Running along the beach, as if my feet seemed to suggest, that it would be able to run away from the waves every ten second eating away at the sand beneath them, is a good place to appreciate life. With the sun setting over the wet horizon, it becomes obvious why so many Africans used to worship the elements of nature. They are indeed mighty, beautiful, and full of life – giving life, taking lives without ever asking.
I was running away from Samsoes. Not really that there was much reason for running away, but this place offers views – such as sunsets over the sea and the backdrop mountains – so splendid, that it seems natural to run towards it.
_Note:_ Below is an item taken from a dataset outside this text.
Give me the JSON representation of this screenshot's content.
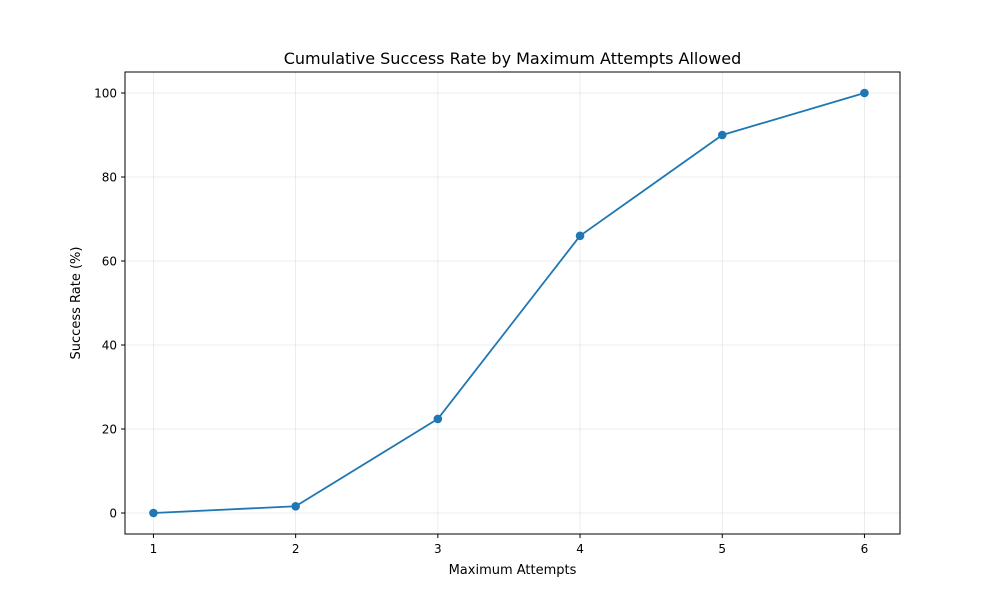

With the waves caressing your feet.
The previous night Joseph (aka. Samsoe) had light a bonfire after serving the most delicious barbecued barracuda (it was seriously good) in an impressive effort to top the king-size lobster from the previous evening (for the royal sum of 60.000 Le (90 DKK) (for an entire lobster) and the barracuda at 25.000 Le (40 DKK)). There Joseph could tell the story of, how Lars Larsen had set up a hotel close by before the war. Therefore he had met some Danish tourists, which had all recommended him to go to the Danish island of Samsø. Many years later he made the trip, and deciding to name his own place (consisting of three bungalows at the beach) after it.
He and I later got to talk a little about politics. I’ve been noticing the strong presence of Chinese interests in Sierra Leone, which is to be considered as the natural consequence of “the new scramble for Africa” (the popular name for the phenomenon of the West and China battling over influence in and access to African resources). The newspapers (I managed to get hold of quite a stock of old ones in Makeni on a visit) often mentions Chinese prestige projects such as new railway construction (of course with an endstop in Farangbaya – a huge iron ore deposit) and even talks of a new airport, which should be located in Freetown itself.
As I tried asking Joseph, who he thought would fill the position as Sierra Leones closest allies for the coming years, he answered: “The British and the Americans because we can relate to them. We don’t like the Chinese – we only want to take their money”. That really leads me to think, that the greatest cultural diplomatic weapon down here is the Premier League. How should Chinese money compare with the joy these matches bring to the population?
I ended my visit at Samsoes promising, that I would be back in Juli, when my work in Masanga comes to an end. And with an accommodation price of 50.000 Le (75 DKK) the promise shouldn’t be a problem to fulfil.